Мимо пронеслась еще одна толпа. Все в красном. Мужчины обнимались, ругались, пели, смеялись. Адам втиснулся в угол, прижавшись к куртке Дэна, к его мокрому лицу, он всем телом ощущал его дрожь. Он еле устоял на ногах. Когда толпа прошла, Адам отступил, сложив руки на груди, словно щит, и прищурился. Теперь он все понял: странное поведение Рут, ее вечное отсутствие, болезни, избегание секса, отказ от работы. Он не зря беспокоился.

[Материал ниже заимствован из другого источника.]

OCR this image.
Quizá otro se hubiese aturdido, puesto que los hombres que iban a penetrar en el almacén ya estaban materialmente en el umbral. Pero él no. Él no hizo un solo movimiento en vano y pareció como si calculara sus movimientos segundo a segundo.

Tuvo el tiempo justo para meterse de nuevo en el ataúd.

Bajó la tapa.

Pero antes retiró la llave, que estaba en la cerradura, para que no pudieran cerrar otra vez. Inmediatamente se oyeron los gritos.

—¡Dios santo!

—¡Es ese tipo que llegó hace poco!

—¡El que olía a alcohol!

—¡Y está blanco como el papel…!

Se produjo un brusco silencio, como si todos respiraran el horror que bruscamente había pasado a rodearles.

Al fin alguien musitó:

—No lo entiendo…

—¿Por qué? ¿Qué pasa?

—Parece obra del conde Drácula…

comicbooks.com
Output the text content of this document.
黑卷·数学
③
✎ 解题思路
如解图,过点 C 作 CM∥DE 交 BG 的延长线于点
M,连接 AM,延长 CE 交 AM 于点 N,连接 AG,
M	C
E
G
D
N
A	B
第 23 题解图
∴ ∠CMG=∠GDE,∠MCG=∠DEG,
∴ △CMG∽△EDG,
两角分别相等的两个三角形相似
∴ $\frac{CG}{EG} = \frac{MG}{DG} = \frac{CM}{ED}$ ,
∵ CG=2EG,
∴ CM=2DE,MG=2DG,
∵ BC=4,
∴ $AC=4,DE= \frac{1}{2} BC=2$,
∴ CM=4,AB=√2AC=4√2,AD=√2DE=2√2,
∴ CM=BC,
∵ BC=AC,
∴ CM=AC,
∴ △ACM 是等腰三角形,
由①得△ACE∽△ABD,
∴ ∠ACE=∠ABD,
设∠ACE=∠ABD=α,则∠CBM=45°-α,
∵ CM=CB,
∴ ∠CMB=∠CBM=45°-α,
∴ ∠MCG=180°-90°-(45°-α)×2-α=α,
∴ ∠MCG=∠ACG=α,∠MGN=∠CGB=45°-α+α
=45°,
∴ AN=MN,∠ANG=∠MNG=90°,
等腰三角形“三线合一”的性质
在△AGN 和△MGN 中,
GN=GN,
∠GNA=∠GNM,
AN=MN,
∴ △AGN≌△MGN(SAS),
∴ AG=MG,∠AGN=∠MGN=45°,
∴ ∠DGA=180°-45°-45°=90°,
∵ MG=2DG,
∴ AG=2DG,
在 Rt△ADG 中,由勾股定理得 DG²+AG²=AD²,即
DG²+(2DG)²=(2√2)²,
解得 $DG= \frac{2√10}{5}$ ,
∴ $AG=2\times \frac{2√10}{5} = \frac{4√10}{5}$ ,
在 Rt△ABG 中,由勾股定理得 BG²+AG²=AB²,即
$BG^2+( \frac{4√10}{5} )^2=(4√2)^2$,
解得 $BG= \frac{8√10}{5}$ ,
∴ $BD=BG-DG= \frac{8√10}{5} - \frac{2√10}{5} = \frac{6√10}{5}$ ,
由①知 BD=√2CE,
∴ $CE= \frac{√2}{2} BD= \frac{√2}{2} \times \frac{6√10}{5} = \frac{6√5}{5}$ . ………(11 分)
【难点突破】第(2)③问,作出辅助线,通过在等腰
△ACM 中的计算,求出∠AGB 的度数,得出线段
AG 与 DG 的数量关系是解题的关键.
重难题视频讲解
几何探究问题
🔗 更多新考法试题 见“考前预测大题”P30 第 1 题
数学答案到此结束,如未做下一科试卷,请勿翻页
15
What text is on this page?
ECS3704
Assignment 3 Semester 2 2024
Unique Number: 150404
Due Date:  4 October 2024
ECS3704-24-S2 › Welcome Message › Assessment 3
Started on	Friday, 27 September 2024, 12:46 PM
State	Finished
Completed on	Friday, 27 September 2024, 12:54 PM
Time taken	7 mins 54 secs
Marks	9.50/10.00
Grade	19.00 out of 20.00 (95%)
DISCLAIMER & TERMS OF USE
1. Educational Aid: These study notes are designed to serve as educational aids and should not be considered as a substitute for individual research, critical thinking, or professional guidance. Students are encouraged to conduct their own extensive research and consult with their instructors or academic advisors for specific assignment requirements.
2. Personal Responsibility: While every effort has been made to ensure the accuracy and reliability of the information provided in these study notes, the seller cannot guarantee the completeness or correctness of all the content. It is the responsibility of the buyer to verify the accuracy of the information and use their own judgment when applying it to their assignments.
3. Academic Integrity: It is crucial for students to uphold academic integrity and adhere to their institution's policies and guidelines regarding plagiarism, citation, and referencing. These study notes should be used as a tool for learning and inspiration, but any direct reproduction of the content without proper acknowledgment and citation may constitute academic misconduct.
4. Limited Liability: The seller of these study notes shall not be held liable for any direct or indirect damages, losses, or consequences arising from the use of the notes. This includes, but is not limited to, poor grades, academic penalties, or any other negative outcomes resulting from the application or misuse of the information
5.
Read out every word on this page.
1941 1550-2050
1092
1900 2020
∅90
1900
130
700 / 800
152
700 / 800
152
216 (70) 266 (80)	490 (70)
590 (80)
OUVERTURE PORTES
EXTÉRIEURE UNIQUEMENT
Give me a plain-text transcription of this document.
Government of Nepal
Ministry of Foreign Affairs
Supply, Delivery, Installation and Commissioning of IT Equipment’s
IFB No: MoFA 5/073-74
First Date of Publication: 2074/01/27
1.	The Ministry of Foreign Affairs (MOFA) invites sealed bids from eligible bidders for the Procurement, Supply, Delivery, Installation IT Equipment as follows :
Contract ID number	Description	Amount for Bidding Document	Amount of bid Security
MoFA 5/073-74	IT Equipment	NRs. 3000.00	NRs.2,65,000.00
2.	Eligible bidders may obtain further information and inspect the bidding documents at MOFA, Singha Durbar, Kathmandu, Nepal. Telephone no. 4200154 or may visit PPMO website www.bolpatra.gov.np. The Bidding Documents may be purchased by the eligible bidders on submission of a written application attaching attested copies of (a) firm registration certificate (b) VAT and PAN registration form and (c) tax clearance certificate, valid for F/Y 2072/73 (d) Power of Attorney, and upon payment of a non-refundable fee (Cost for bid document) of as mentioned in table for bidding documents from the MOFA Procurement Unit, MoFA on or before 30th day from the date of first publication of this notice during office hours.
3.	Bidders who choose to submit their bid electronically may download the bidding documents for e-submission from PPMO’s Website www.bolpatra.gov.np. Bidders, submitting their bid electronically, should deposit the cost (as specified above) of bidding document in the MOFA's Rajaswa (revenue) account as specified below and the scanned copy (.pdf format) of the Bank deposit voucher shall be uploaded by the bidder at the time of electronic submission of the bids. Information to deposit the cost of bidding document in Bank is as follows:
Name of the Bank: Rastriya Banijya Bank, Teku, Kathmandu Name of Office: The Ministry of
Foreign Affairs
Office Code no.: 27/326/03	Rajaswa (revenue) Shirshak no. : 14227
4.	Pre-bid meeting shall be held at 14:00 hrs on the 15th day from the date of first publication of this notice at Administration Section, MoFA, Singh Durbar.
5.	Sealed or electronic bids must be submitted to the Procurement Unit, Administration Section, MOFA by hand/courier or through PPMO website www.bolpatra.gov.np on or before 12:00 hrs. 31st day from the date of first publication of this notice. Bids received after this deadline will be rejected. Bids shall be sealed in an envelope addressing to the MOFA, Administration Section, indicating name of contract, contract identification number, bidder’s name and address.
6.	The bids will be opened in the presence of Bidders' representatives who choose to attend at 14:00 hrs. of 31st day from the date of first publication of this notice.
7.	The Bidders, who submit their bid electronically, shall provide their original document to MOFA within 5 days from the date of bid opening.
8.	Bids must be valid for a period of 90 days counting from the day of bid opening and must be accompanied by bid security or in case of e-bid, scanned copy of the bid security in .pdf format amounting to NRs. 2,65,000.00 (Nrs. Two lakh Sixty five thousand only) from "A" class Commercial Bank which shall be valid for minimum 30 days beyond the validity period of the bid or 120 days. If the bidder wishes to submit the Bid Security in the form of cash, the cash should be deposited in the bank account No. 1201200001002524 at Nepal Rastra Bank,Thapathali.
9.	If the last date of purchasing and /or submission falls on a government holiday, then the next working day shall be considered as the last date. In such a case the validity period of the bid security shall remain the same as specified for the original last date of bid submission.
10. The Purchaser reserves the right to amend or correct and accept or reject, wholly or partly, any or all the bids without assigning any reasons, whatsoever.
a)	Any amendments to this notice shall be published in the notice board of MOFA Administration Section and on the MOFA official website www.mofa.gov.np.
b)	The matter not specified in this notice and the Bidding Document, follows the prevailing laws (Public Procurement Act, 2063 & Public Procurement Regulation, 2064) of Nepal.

Держись, Фернивал, будь мужчиной. Быстрым шагом он направился прочь со стадиона. Проходя мимо турникетов, он сорвал шарф с шеи и бросил его в переполненную урну; он упал рядом, Адам поднял его, бросил назад и со всей силы вдавил его внутрь.
Дэн отпрянул назад, прижался спиной к бетонной стене и выпрямился во весь рост. Он потер лицо руками. Все кончилось. Он поступил правильно, предупредил Адама, отстранился от женских интриг. Так было нужно. Перед его глазами снова возникло лицо Адама: открытое и уязвленное, пока он слушал, а затем, прямо перед тем, как он ушел, резкое и решительное – он все понял. Второе выражение лица напугало Дэна; он был рад, что все закончилось. Надо как можно скорее позвонить Лорен. Он, безусловно, так и сделает. Но сначала выпьет еще одну пинту.
Часть третья
Шрамы
ДНИ РОЖДЕНИЯ:
ЯГО – 21 сент., больница “Уэст-Корнуолл”.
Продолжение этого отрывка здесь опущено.